Their vacation in “the states” at an end, the couple waited to catch a flight back to South Korea to resume their Army duties there.
“I was all depressed,” Siobhan Gower recalls. “We were both kind of bummed.”
At that moment in 1999, her then-boyfriend, Jay Gower, got down on one knee and proposed. Right there in the Providence, R.I., airport terminal.
“It definitely cheered me up,” Siobhan said.
That's just the way it was with the Gowers — juggling military duty with a relationship and, eventually, a family. Sure, the military presented challenges for them. But the Army also brought them together.
The two, 19 at the time, met while stationed in South Korea, where both were assigned to a Multiple Launch Rocket System, a tanklike weapon that can fire rockets at numerous targets. Siobhan was working fire control. Jay was a mechanic.
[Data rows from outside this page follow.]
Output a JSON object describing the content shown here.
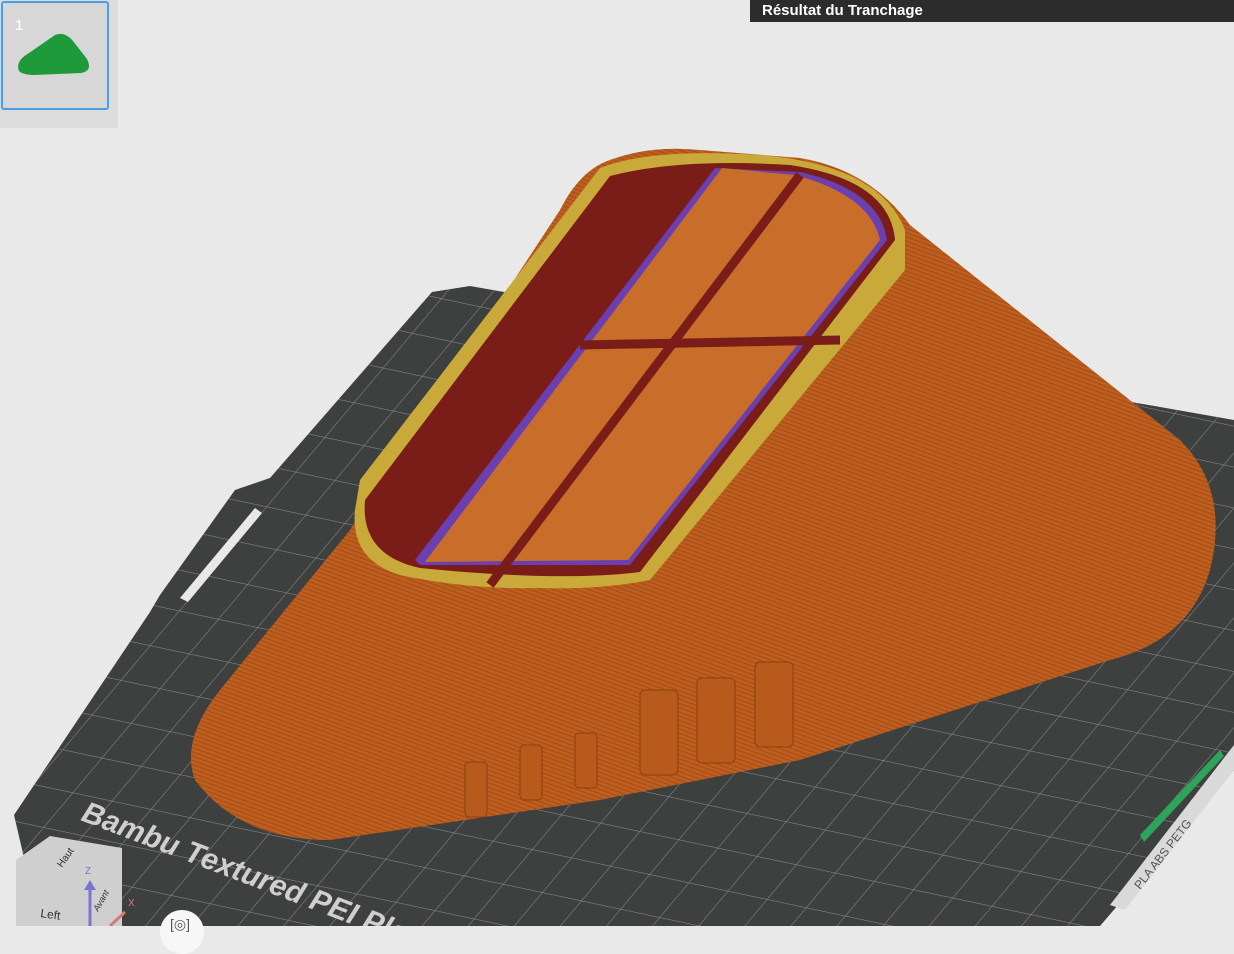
{
  "header": {
    "title": "Résultat du Tranchage"
  },
  "plates": [
    {
      "number": "1",
      "active": true
    }
  ],
  "bed": {
    "label": "Bambu Textured PEI Plate",
    "filament_label": "PLA ABS PETG"
  },
  "view_cube": {
    "top": "Haut",
    "left": "Left",
    "front": "Avant",
    "z_axis": "Z",
    "x_axis": "X"
  },
  "colors": {
    "bed": "#3e3f3f",
    "wall": "#bd5d1e",
    "inner_wall": "#d07830",
    "sparse_infill": "#7a1c18",
    "solid_infill": "#6b3fb0",
    "gap_fill": "#c9a93a",
    "accent": "#4a9ee8"
  },
  "camera_icon": "camera-fit-icon"
}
Jay couldn't help but notice Siobhan. “You don't see too many good-looking women out there in the military in Korea,” he said. That “tomboyish” girl also turned out to be “a lot of fun to hang out with and joke around with.”
Siobhan remembers Jay always had a big smile and was “really sweet. A little cutie. Always real nice and respectful.”
Their first date: church services. The two continued spending time together, as much as a busy Army schedule would allow, mostly evenings and weekends.
After the engagement, the couple finished three months of duty in South Korea, then were reassigned back to the states, Jay at Fort Bragg in North Carolina, and Siobhan a five-hour drive away at Fort Stewart in Georgia, Ga. Three months later, the couple married. But it would be a year before the two would be stationed together, in Germany.
In 2003, their son, Daniel, was born. One year later, another Army challenge: Jay was deployed to a war zone. “It was kind of wrenching to leave your wife and infant son to go to Iraq,” he said.
With Siobhan still in Germany, the couple stayed in touch with email and by phone. Calls often came late as Siobhan was trying to put Daniel to bed. Bad connections made calls difficult, she remembered, making calls seem “almost an inconvenience.”
As Jay's Iraq duty ended, Siobhan decided she'd had enough active duty. She entered the Army Reserve and decided to move the family close to her parents.
“I'm going back to Oklahoma,” she told Jay, half-jokingly. “If you're smart, you will too.”
As part of their long-range plan, Jay, then stationed at Fort Sill, re-enlisted as Siobhan attended college. When she graduated with a bachelor's degree in criminology, she was mobilized for a year as a drill sergeant at Fort Sill. Jay left the military and entered college and also worked for an oil company.
Although the specter of sudden military deployment is about to end, life continues to be busy for the Gowers. Siobhan will soon complete her Reserve duty and will earn a master's degree in human relations in August. Jay is working and going to college. The couple expects a second child in July.
“We've definitely had plenty of trying times,” Siobhan said.
But commitment to each other, along with support from family, friends and members of their church, has helped them through, she said.
“We tend to live life the hard way, but we're hanging in there.”